Moved with her husband and 5 children to Choctaw County in 1839. When her husband died they had 8 children.


To The Public ---- I am prepared to do all kinds of shoe work.         W. W. Wallace


July 14, 1898

Mr. H. J. Bruister has been appointed by the Governor, Commissioner of the first district of this county, made vacant by the death of Mr. P. T. Dicks.


Mrs. Padget, who lives nine miles south of Butler on the "Ridge Road," to Bladon Springs, will be one hundred years old next Sunday, the 24th.



Choctaw County News

July 24, 1879

Married on the 16th, at the residence of Mr. J. W. Hurst, by the Rev. F. A. Freeman,  Mr. A. Rudder and Miss Lucinda C. Goree.


August 7, 1879

Good beef is sold in town almost every week at the very reasonable rate of 3 cents per pound for fore quarters and 4 cents for hind quarters.


Last week after we had finished "setting up" the so called Treasurer's report, it was carefully laid away in a dest drawer, to be delivered to Judge Warren who wanted to file it in the Probate Office. When he called for it on Thursday morning, it had disappeared and for some time could not be found "high nor low.' Finally, however, it was discovered behind a drawer, where it had been carried by the mice. We could not help but exclaim, "confound the mice, they are worse than the Commissioners."


August 14, 1879

A little child of Mr. Allen Manely died last Monday.

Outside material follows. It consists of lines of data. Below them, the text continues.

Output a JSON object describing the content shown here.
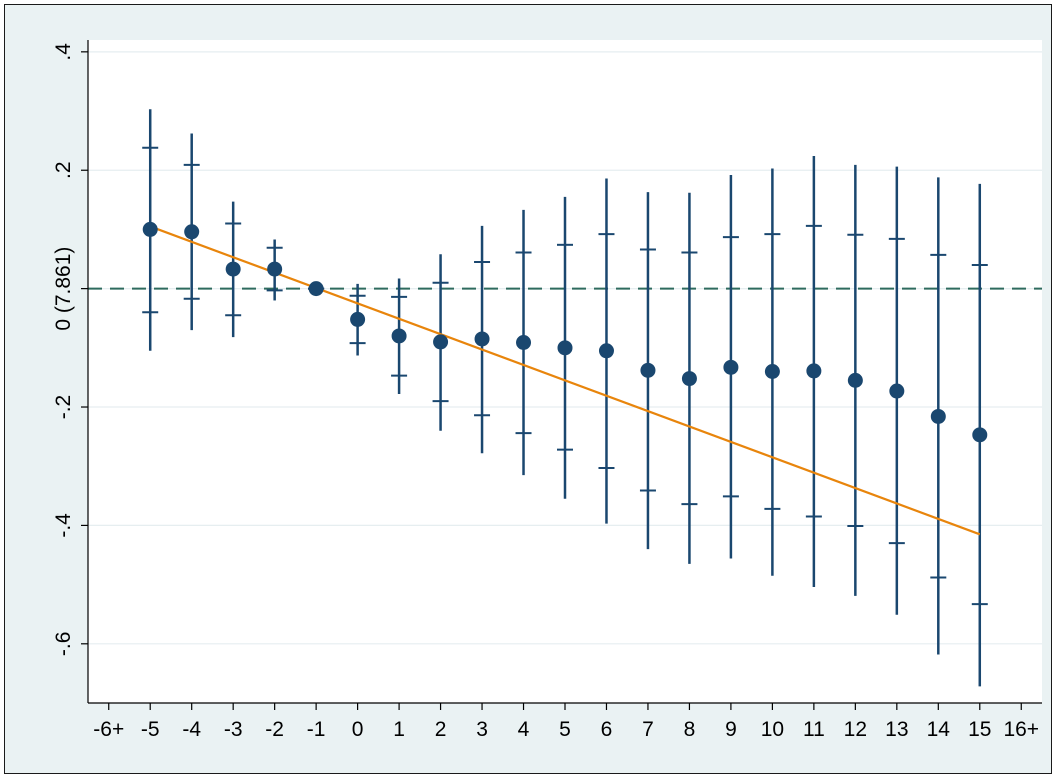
{
  "chart_data": {
    "type": "scatter",
    "title": "",
    "ylabel": "0 (7.861)",
    "xlabel": "",
    "x_tick_labels": [
      "-6+",
      "-5",
      "-4",
      "-3",
      "-2",
      "-1",
      "0",
      "1",
      "2",
      "3",
      "4",
      "5",
      "6",
      "7",
      "8",
      "9",
      "10",
      "11",
      "12",
      "13",
      "14",
      "15",
      "16+"
    ],
    "y_tick_labels": [
      ".4",
      ".2",
      "0 (7.861)",
      "-.2",
      "-.4",
      "-.6"
    ],
    "y_ticks": [
      0.4,
      0.2,
      0,
      -0.2,
      -0.4,
      -0.6
    ],
    "xlim": [
      -6.5,
      16.5
    ],
    "ylim": [
      -0.7,
      0.42
    ],
    "grid": true,
    "reference_line_y": 0,
    "series": [
      {
        "kind": "point_estimate",
        "x": [
          -5,
          -4,
          -3,
          -2,
          -1,
          0,
          1,
          2,
          3,
          4,
          5,
          6,
          7,
          8,
          9,
          10,
          11,
          12,
          13,
          14,
          15
        ],
        "y": [
          0.1,
          0.096,
          0.033,
          0.033,
          0.0,
          -0.052,
          -0.08,
          -0.09,
          -0.085,
          -0.091,
          -0.1,
          -0.105,
          -0.138,
          -0.152,
          -0.133,
          -0.14,
          -0.139,
          -0.155,
          -0.173,
          -0.216,
          -0.247
        ],
        "ci95_low": [
          -0.105,
          -0.07,
          -0.082,
          -0.02,
          0.0,
          -0.113,
          -0.178,
          -0.24,
          -0.278,
          -0.315,
          -0.355,
          -0.397,
          -0.44,
          -0.465,
          -0.456,
          -0.485,
          -0.504,
          -0.519,
          -0.551,
          -0.618,
          -0.672
        ],
        "ci95_high": [
          0.303,
          0.262,
          0.147,
          0.083,
          0.0,
          0.008,
          0.017,
          0.058,
          0.106,
          0.133,
          0.155,
          0.186,
          0.163,
          0.162,
          0.192,
          0.203,
          0.224,
          0.209,
          0.206,
          0.188,
          0.177
        ],
        "ci90_low": [
          -0.04,
          -0.017,
          -0.045,
          -0.003,
          0.0,
          -0.092,
          -0.147,
          -0.19,
          -0.214,
          -0.244,
          -0.272,
          -0.303,
          -0.341,
          -0.364,
          -0.351,
          -0.372,
          -0.385,
          -0.401,
          -0.43,
          -0.488,
          -0.533
        ],
        "ci90_high": [
          0.238,
          0.209,
          0.11,
          0.069,
          0.0,
          -0.012,
          -0.014,
          0.01,
          0.045,
          0.061,
          0.074,
          0.092,
          0.066,
          0.061,
          0.087,
          0.092,
          0.106,
          0.091,
          0.084,
          0.057,
          0.04
        ]
      },
      {
        "kind": "linear_trend",
        "x": [
          -5,
          15
        ],
        "y": [
          0.105,
          -0.415
        ]
      }
    ],
    "colors": {
      "marker": "#1a476f",
      "error_bar": "#1a476f",
      "trend_line": "#e8850c",
      "reference_line": "#2e6b5e",
      "plot_background": "#ffffff",
      "outer_background": "#eaf2f3",
      "grid": "#e6eef0"
    }
  }
}
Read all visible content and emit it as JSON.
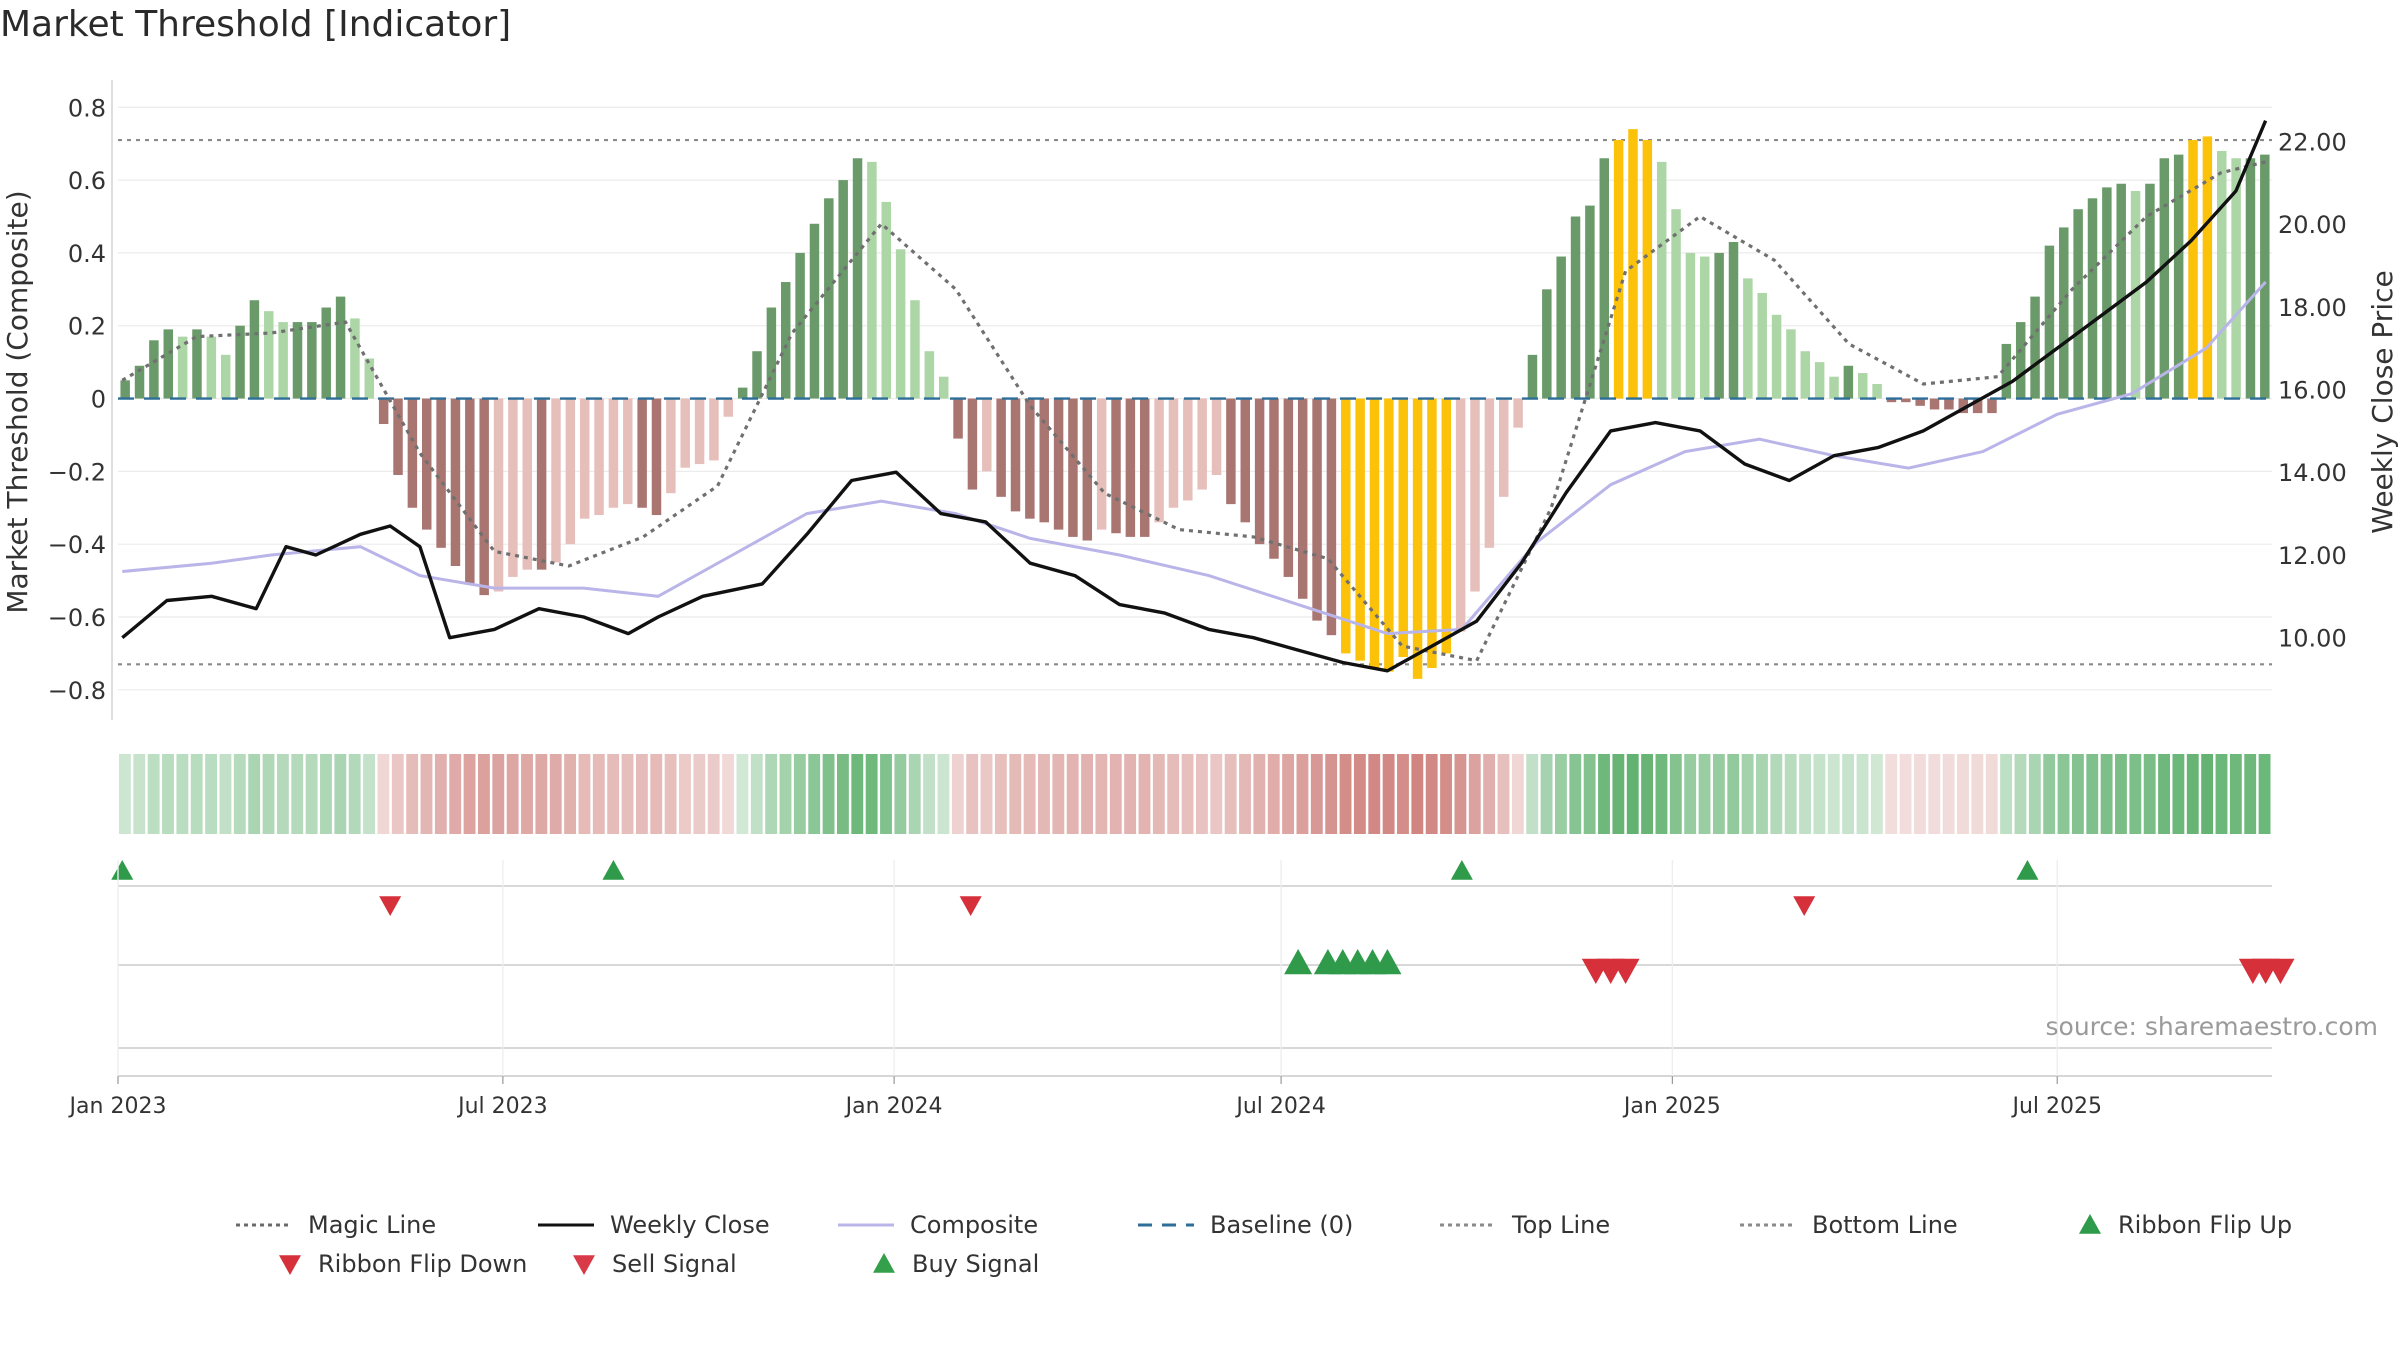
{
  "title": "Market Threshold [Indicator]",
  "source": "source: sharemaestro.com",
  "colors": {
    "strong_green": "#6a9a6a",
    "light_green": "#acd6a6",
    "strong_red": "#a97571",
    "light_red": "#e6bfbb",
    "gold": "#fbc209",
    "close": "#111111",
    "composite": "#b9b5e8",
    "magic": "#707070",
    "baseline": "#2e6e98",
    "buy": "#2e9a4a",
    "sell": "#d6303a"
  },
  "chart_data": {
    "type": "bar",
    "x_axis": {
      "ticks": [
        "Jan 2023",
        "Jul 2023",
        "Jan 2024",
        "Jul 2024",
        "Jan 2025",
        "Jul 2025"
      ],
      "range": [
        "2023-01-01",
        "2025-10-10"
      ]
    },
    "left_axis": {
      "label": "Market Threshold (Composite)",
      "range": [
        -0.85,
        0.82
      ],
      "ticks": [
        "0.8",
        "0.6",
        "0.4",
        "0.2",
        "0",
        "−0.2",
        "−0.4",
        "−0.6",
        "−0.8"
      ]
    },
    "right_axis": {
      "label": "Weekly Close Price",
      "range": [
        8.3,
        23.0
      ],
      "ticks": [
        "22.00",
        "20.00",
        "18.00",
        "16.00",
        "14.00",
        "12.00",
        "10.00"
      ]
    },
    "top_line": 0.71,
    "bottom_line": -0.73,
    "bars": [
      {
        "period": "2023-01",
        "values": [
          0.05,
          0.09,
          0.16,
          0.19,
          0.17
        ]
      },
      {
        "period": "2023-02",
        "values": [
          0.19,
          0.17,
          0.12,
          0.2,
          0.27
        ]
      },
      {
        "period": "2023-03",
        "values": [
          0.24,
          0.21,
          0.21,
          0.21,
          0.25
        ]
      },
      {
        "period": "2023-04",
        "values": [
          0.28,
          0.22,
          0.11,
          -0.07,
          -0.21
        ]
      },
      {
        "period": "2023-05",
        "values": [
          -0.3,
          -0.36,
          -0.41,
          -0.46,
          -0.51
        ]
      },
      {
        "period": "2023-06",
        "values": [
          -0.54,
          -0.53,
          -0.49,
          -0.47,
          -0.47
        ]
      },
      {
        "period": "2023-07",
        "values": [
          -0.45,
          -0.4,
          -0.33,
          -0.32,
          -0.3
        ]
      },
      {
        "period": "2023-08",
        "values": [
          -0.29,
          -0.3,
          -0.32,
          -0.26,
          -0.19
        ]
      },
      {
        "period": "2023-09",
        "values": [
          -0.18,
          -0.17,
          -0.05,
          0.03,
          0.13
        ]
      },
      {
        "period": "2023-10",
        "values": [
          0.25,
          0.32,
          0.4,
          0.48,
          0.55
        ]
      },
      {
        "period": "2023-11",
        "values": [
          0.6,
          0.66,
          0.65,
          0.54,
          0.41
        ]
      },
      {
        "period": "2023-12",
        "values": [
          0.27,
          0.13,
          0.06,
          -0.11,
          -0.25
        ]
      },
      {
        "period": "2024-01",
        "values": [
          -0.2,
          -0.27,
          -0.31,
          -0.33,
          -0.34
        ]
      },
      {
        "period": "2024-02",
        "values": [
          -0.36,
          -0.38,
          -0.39,
          -0.36,
          -0.37
        ]
      },
      {
        "period": "2024-03",
        "values": [
          -0.38,
          -0.38,
          -0.34,
          -0.3,
          -0.28
        ]
      },
      {
        "period": "2024-04",
        "values": [
          -0.25,
          -0.21,
          -0.29,
          -0.34,
          -0.4
        ]
      },
      {
        "period": "2024-05",
        "values": [
          -0.44,
          -0.49,
          -0.55,
          -0.61,
          -0.65
        ]
      },
      {
        "period": "2024-06",
        "values": [
          -0.7,
          -0.72,
          -0.74,
          -0.75,
          -0.71
        ]
      },
      {
        "period": "2024-07",
        "values": [
          -0.77,
          -0.74,
          -0.7,
          -0.64,
          -0.53
        ]
      },
      {
        "period": "2024-08",
        "values": [
          -0.41,
          -0.27,
          -0.08,
          0.12,
          0.3
        ]
      },
      {
        "period": "2024-09",
        "values": [
          0.39,
          0.5,
          0.53,
          0.66,
          0.71
        ]
      },
      {
        "period": "2024-10",
        "values": [
          0.74,
          0.71,
          0.65,
          0.52,
          0.4
        ]
      },
      {
        "period": "2024-11",
        "values": [
          0.39,
          0.4,
          0.43,
          0.33,
          0.29
        ]
      },
      {
        "period": "2024-12",
        "values": [
          0.23,
          0.19,
          0.13,
          0.1,
          0.06
        ]
      },
      {
        "period": "2025-01",
        "values": [
          0.09,
          0.07,
          0.04,
          -0.01,
          -0.01
        ]
      },
      {
        "period": "2025-02",
        "values": [
          -0.02,
          -0.03,
          -0.03,
          -0.04,
          -0.04
        ]
      },
      {
        "period": "2025-03",
        "values": [
          -0.04,
          0.15,
          0.21,
          0.28,
          0.42
        ]
      },
      {
        "period": "2025-04",
        "values": [
          0.47,
          0.52,
          0.55,
          0.58,
          0.59
        ]
      },
      {
        "period": "2025-05",
        "values": [
          0.57,
          0.59,
          0.66,
          0.67,
          0.71
        ]
      },
      {
        "period": "2025-06",
        "values": [
          0.72,
          0.68,
          0.66,
          0.66,
          0.67
        ]
      }
    ],
    "series": [
      {
        "name": "Weekly Close",
        "axis": "right",
        "points": [
          [
            "2023-01-03",
            10.0
          ],
          [
            "2023-01-24",
            10.9
          ],
          [
            "2023-02-14",
            11.0
          ],
          [
            "2023-03-07",
            10.7
          ],
          [
            "2023-03-21",
            12.2
          ],
          [
            "2023-04-04",
            12.0
          ],
          [
            "2023-04-25",
            12.5
          ],
          [
            "2023-05-09",
            12.7
          ],
          [
            "2023-05-23",
            12.2
          ],
          [
            "2023-06-06",
            10.0
          ],
          [
            "2023-06-27",
            10.2
          ],
          [
            "2023-07-18",
            10.7
          ],
          [
            "2023-08-08",
            10.5
          ],
          [
            "2023-08-29",
            10.1
          ],
          [
            "2023-09-12",
            10.5
          ],
          [
            "2023-10-03",
            11.0
          ],
          [
            "2023-10-31",
            11.3
          ],
          [
            "2023-11-21",
            12.5
          ],
          [
            "2023-12-12",
            13.8
          ],
          [
            "2024-01-02",
            14.0
          ],
          [
            "2024-01-23",
            13.0
          ],
          [
            "2024-02-13",
            12.8
          ],
          [
            "2024-03-05",
            11.8
          ],
          [
            "2024-03-26",
            11.5
          ],
          [
            "2024-04-16",
            10.8
          ],
          [
            "2024-05-07",
            10.6
          ],
          [
            "2024-05-28",
            10.2
          ],
          [
            "2024-06-18",
            10.0
          ],
          [
            "2024-07-09",
            9.7
          ],
          [
            "2024-07-30",
            9.4
          ],
          [
            "2024-08-20",
            9.2
          ],
          [
            "2024-09-10",
            9.8
          ],
          [
            "2024-10-01",
            10.4
          ],
          [
            "2024-10-22",
            11.8
          ],
          [
            "2024-11-12",
            13.5
          ],
          [
            "2024-12-03",
            15.0
          ],
          [
            "2024-12-24",
            15.2
          ],
          [
            "2025-01-14",
            15.0
          ],
          [
            "2025-02-04",
            14.2
          ],
          [
            "2025-02-25",
            13.8
          ],
          [
            "2025-03-18",
            14.4
          ],
          [
            "2025-04-08",
            14.6
          ],
          [
            "2025-04-29",
            15.0
          ],
          [
            "2025-05-20",
            15.6
          ],
          [
            "2025-06-10",
            16.2
          ],
          [
            "2025-07-01",
            17.0
          ],
          [
            "2025-07-22",
            17.8
          ],
          [
            "2025-08-12",
            18.6
          ],
          [
            "2025-09-02",
            19.6
          ],
          [
            "2025-09-23",
            20.8
          ],
          [
            "2025-10-07",
            22.5
          ]
        ]
      },
      {
        "name": "Composite",
        "axis": "right",
        "points": [
          [
            "2023-01-03",
            11.6
          ],
          [
            "2023-02-14",
            11.8
          ],
          [
            "2023-03-14",
            12.0
          ],
          [
            "2023-04-25",
            12.2
          ],
          [
            "2023-05-23",
            11.5
          ],
          [
            "2023-06-27",
            11.2
          ],
          [
            "2023-08-08",
            11.2
          ],
          [
            "2023-09-12",
            11.0
          ],
          [
            "2023-10-17",
            12.0
          ],
          [
            "2023-11-21",
            13.0
          ],
          [
            "2023-12-26",
            13.3
          ],
          [
            "2024-01-30",
            13.0
          ],
          [
            "2024-03-05",
            12.4
          ],
          [
            "2024-04-16",
            12.0
          ],
          [
            "2024-05-28",
            11.5
          ],
          [
            "2024-07-09",
            10.8
          ],
          [
            "2024-08-20",
            10.1
          ],
          [
            "2024-09-24",
            10.2
          ],
          [
            "2024-10-29",
            12.3
          ],
          [
            "2024-12-03",
            13.7
          ],
          [
            "2025-01-07",
            14.5
          ],
          [
            "2025-02-11",
            14.8
          ],
          [
            "2025-03-18",
            14.4
          ],
          [
            "2025-04-22",
            14.1
          ],
          [
            "2025-05-27",
            14.5
          ],
          [
            "2025-07-01",
            15.4
          ],
          [
            "2025-08-05",
            15.9
          ],
          [
            "2025-09-09",
            17.0
          ],
          [
            "2025-10-07",
            18.6
          ]
        ]
      },
      {
        "name": "Magic Line",
        "axis": "left",
        "points": [
          [
            "2023-01-03",
            0.05
          ],
          [
            "2023-02-07",
            0.17
          ],
          [
            "2023-03-14",
            0.18
          ],
          [
            "2023-04-18",
            0.21
          ],
          [
            "2023-05-23",
            -0.15
          ],
          [
            "2023-06-27",
            -0.42
          ],
          [
            "2023-08-01",
            -0.46
          ],
          [
            "2023-09-05",
            -0.38
          ],
          [
            "2023-10-10",
            -0.24
          ],
          [
            "2023-11-14",
            0.18
          ],
          [
            "2023-12-26",
            0.48
          ],
          [
            "2024-01-30",
            0.3
          ],
          [
            "2024-03-05",
            -0.02
          ],
          [
            "2024-04-09",
            -0.26
          ],
          [
            "2024-05-14",
            -0.36
          ],
          [
            "2024-06-18",
            -0.38
          ],
          [
            "2024-07-23",
            -0.44
          ],
          [
            "2024-08-27",
            -0.68
          ],
          [
            "2024-10-01",
            -0.72
          ],
          [
            "2024-11-05",
            -0.3
          ],
          [
            "2024-12-10",
            0.35
          ],
          [
            "2025-01-14",
            0.5
          ],
          [
            "2025-02-18",
            0.38
          ],
          [
            "2025-03-25",
            0.15
          ],
          [
            "2025-04-29",
            0.04
          ],
          [
            "2025-06-03",
            0.06
          ],
          [
            "2025-07-08",
            0.3
          ],
          [
            "2025-08-12",
            0.5
          ],
          [
            "2025-09-16",
            0.62
          ],
          [
            "2025-10-07",
            0.65
          ]
        ]
      }
    ],
    "ribbon_flips_up": [
      "2023-01-03",
      "2023-08-22",
      "2024-09-24",
      "2025-06-17"
    ],
    "ribbon_flips_down": [
      "2023-05-09",
      "2024-02-06",
      "2025-03-04"
    ],
    "buy_signals": [
      "2024-07-09",
      "2024-07-23",
      "2024-07-30",
      "2024-08-06",
      "2024-08-13",
      "2024-08-20"
    ],
    "sell_signals": [
      "2024-11-26",
      "2024-12-03",
      "2024-12-10",
      "2025-10-01",
      "2025-10-07",
      "2025-10-14"
    ],
    "legend": [
      {
        "label": "Magic Line",
        "kind": "dotted",
        "color": "#6b6b6b"
      },
      {
        "label": "Weekly Close",
        "kind": "solid",
        "color": "#111111"
      },
      {
        "label": "Composite",
        "kind": "solid",
        "color": "#b9b5e8"
      },
      {
        "label": "Baseline (0)",
        "kind": "dashed",
        "color": "#2e6e98"
      },
      {
        "label": "Top Line",
        "kind": "dotted",
        "color": "#8a8a8a"
      },
      {
        "label": "Bottom Line",
        "kind": "dotted",
        "color": "#8a8a8a"
      },
      {
        "label": "Ribbon Flip Up",
        "kind": "tri-up",
        "color": "#2e9a4a"
      },
      {
        "label": "Ribbon Flip Down",
        "kind": "tri-down",
        "color": "#d6303a"
      },
      {
        "label": "Sell Signal",
        "kind": "tri-down",
        "color": "#d83a48"
      },
      {
        "label": "Buy Signal",
        "kind": "tri-up",
        "color": "#34a04c"
      }
    ]
  }
}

Mr. Jesse Taylor is building a water grist mill near Desotoville.


Mr. Belton Rudder brought a large wagon load of watermelons to town for sale last Monday.


October 1, 1879

J. D. Cook will return to Howard College.


William Tuttle, white, had his trial for failing to work on the public road, last Saturday, and was fined $2 and cost. The cost amounts to a bale of cotton.


Pay your taxes so you want lose your place.


Mr. F. A. Powe has accepted a situation as clerk in the store of Mr. Mills.


November 5, 1879

There has been less drunkenness in town this court than for several terms past.


Unclaimed letters at the post office -  Silas Allen - colored,  G. B. Chaney,  David Bozone,   W. H. Johnson,  Sol Kelly,  Mrs. Mary E. Land,  Miss Mattie Oslin,  Miss Clara Oslin,  J. B. Sanders,  Miss Mary L. Sikes,  Miss B. Watkins,  Warner Bailey.


November 19, 1879

Mr. Jesse Norwood, formerly of this county, died in Forncy, Texas, on the 31st.


November 26, 1879

Married on the 19, at the residence of the bride's father, by the Rev. T. B. Woodward, Mr. Walter Ezell and Miss C. E. Lee.


December 17, 1879

Our little village can boast of five dry goods, one confectionery, one drug store, two hotels, one masonic lodge, one Church, two barrooms, one academy, a mill site and a live newspaper.


December 31, 1879

Mrs. D. J. Wright died near Forkland, Green County, a short time ago.


There have been fewer white persons in town during the holidays than we have ever known before. The colored people had all the fun without interference from "de white thrash."


Married on the 28th, by Eld. J. K. Ryan, at the bride's residence, G. L. Scarborough and Mary E. Adams.


On last Friday, in Mr. Walton's store, at Desotoville,  Ed. Ezell and Richard Spencer, both white, had a difficulty in which the former received two severe wounds with a knife.


Mr. Wild will preach in Butler Sunday and Mt. Sterling Sunday night.